There was the Goose, or Little Biddy One Way Street, Guck Pants Delaney. Larry's was Jam Jar and Adam was Mrs Burns.
For whatever reason, Bono Vox of O'Connell Street got shortened to Bono.
The Edge stuck and we just ran with it. In my case, I think it was the chin, that inspired the Edge.
The tale behind "Bono Vox" becoming "Bono" is a well-worn tale at this stage, but it is humorous to hear from the Edge himself where his distinctive name came from.

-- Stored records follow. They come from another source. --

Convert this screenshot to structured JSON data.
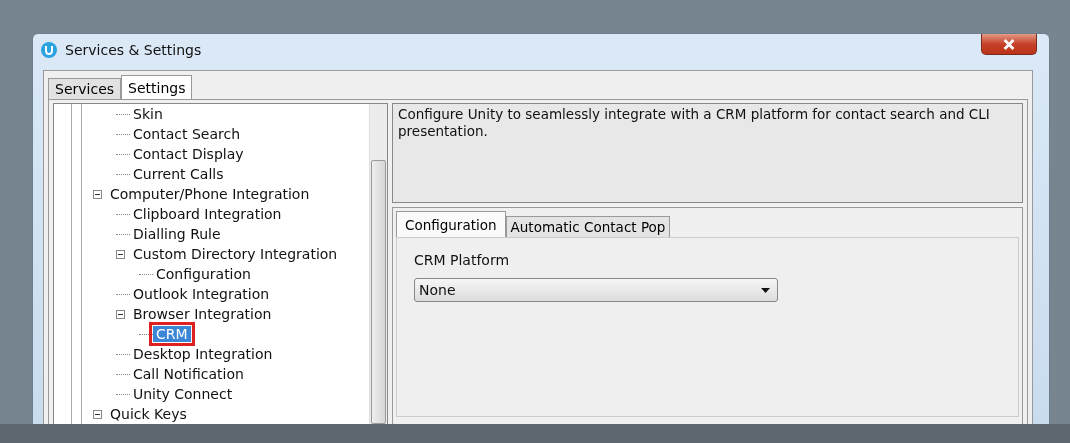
{
  "window": {
    "title": "Services & Settings"
  },
  "tabs": [
    {
      "label": "Services",
      "selected": false
    },
    {
      "label": "Settings",
      "selected": true
    }
  ],
  "tree": {
    "items": [
      {
        "children": [
          {
            "label": "Skin",
            "selected": false
          },
          {
            "label": "Contact Search",
            "selected": false
          },
          {
            "label": "Contact Display",
            "selected": false
          },
          {
            "label": "Current Calls",
            "selected": false
          }
        ]
      },
      {
        "label": "Computer/Phone Integration",
        "selected": false,
        "expanded": true,
        "children": [
          {
            "label": "Clipboard Integration",
            "selected": false
          },
          {
            "label": "Dialling Rule",
            "selected": false
          },
          {
            "label": "Custom Directory Integration",
            "selected": false,
            "expanded": true,
            "children": [
              {
                "label": "Configuration",
                "selected": false
              }
            ]
          },
          {
            "label": "Outlook Integration",
            "selected": false
          },
          {
            "label": "Browser Integration",
            "selected": false,
            "expanded": true,
            "children": [
              {
                "label": "CRM",
                "selected": true
              }
            ]
          },
          {
            "label": "Desktop Integration",
            "selected": false
          },
          {
            "label": "Call Notification",
            "selected": false
          },
          {
            "label": "Unity Connect",
            "selected": false
          }
        ]
      },
      {
        "label": "Quick Keys",
        "selected": false,
        "expanded": true
      }
    ]
  },
  "description": "Configure Unity to seamlessly integrate with a CRM platform for contact search and CLI presentation.",
  "detail_tabs": [
    {
      "label": "Configuration",
      "selected": true
    },
    {
      "label": "Automatic Contact Pop",
      "selected": false
    }
  ],
  "crm_platform": {
    "label": "CRM Platform",
    "value": "None"
  }
}
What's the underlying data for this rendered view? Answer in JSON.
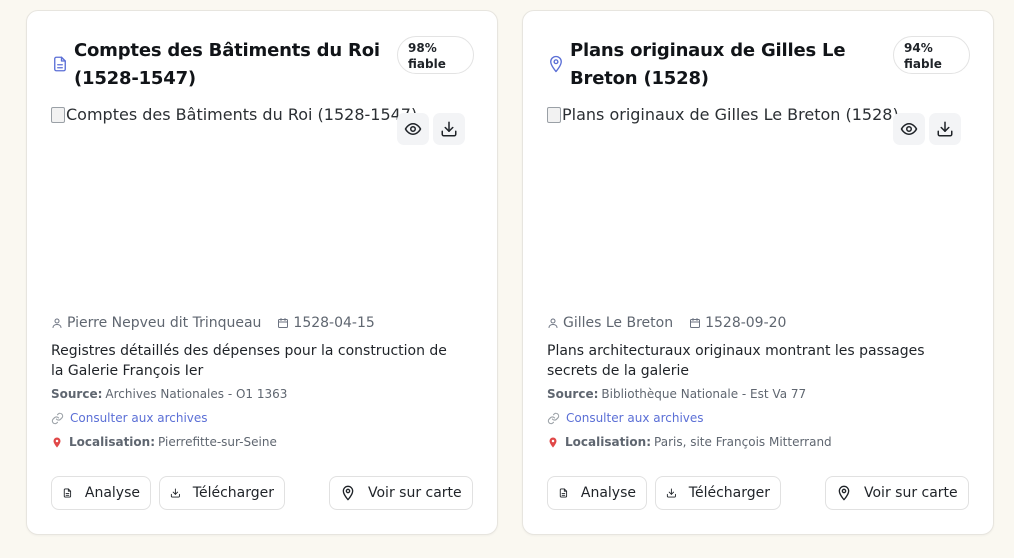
{
  "colors": {
    "page_bg": "#faf8f1",
    "card_bg": "#ffffff",
    "link": "#5b6fd6",
    "muted_text": "#5f6670",
    "location_pin": "#e04848"
  },
  "cards": [
    {
      "type_icon": "document-icon",
      "title": "Comptes des Bâtiments du Roi (1528-1547)",
      "badge_value": "98%",
      "badge_label": "fiable",
      "image_alt": "Comptes des Bâtiments du Roi (1528-1547)",
      "author": "Pierre Nepveu dit Trinqueau",
      "date": "1528-04-15",
      "description": "Registres détaillés des dépenses pour la construction de la Galerie François Ier",
      "source_label": "Source:",
      "source_value": "Archives Nationales - O1 1363",
      "archive_link": "Consulter aux archives",
      "location_label": "Localisation:",
      "location_value": "Pierrefitte-sur-Seine",
      "actions": {
        "analyse": "Analyse",
        "download": "Télécharger",
        "map": "Voir sur carte"
      }
    },
    {
      "type_icon": "map-pin-icon",
      "title": "Plans originaux de Gilles Le Breton (1528)",
      "badge_value": "94%",
      "badge_label": "fiable",
      "image_alt": "Plans originaux de Gilles Le Breton (1528)",
      "author": "Gilles Le Breton",
      "date": "1528-09-20",
      "description": "Plans architecturaux originaux montrant les passages secrets de la galerie",
      "source_label": "Source:",
      "source_value": "Bibliothèque Nationale - Est Va 77",
      "archive_link": "Consulter aux archives",
      "location_label": "Localisation:",
      "location_value": "Paris, site François Mitterrand",
      "actions": {
        "analyse": "Analyse",
        "download": "Télécharger",
        "map": "Voir sur carte"
      }
    }
  ]
}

Andy Rowen, aka Guck Pants Delaney was caught the Dublin bombing, 1974. He kept the shrapnel. Bono wrote 'Raised By Wolves' about his neighbour's trauma. Andy later succumbed to drug addiction, subject of U2's 'Bad'. A good man. @U2Conference pic.twitter.com/My7vJx7vDX
— Stuart Bailie (@stu_bailie) June 15, 2018
On St. Patrick's Day, the two nicknamed members of U2 will release their documentary Bono & The Edge: A Sort of Homecoming on Disney+. The documentary sees American chat show host David Letterman travel to Dublin with the two rockstars, before a hometown concert "like no other" is captured on film. In the film's official press release, it was described as:
Part concert movie, part travel adventure plus a whole lot of Bono and The Edge, with Dave's humor throughout.
On the same day, U2 will release their stripped back album Songs of Surrender. The album will see the band revisit 40 of their biggest hits and re-record them in completely new styles, in what is sure to be a treat for fans of the band.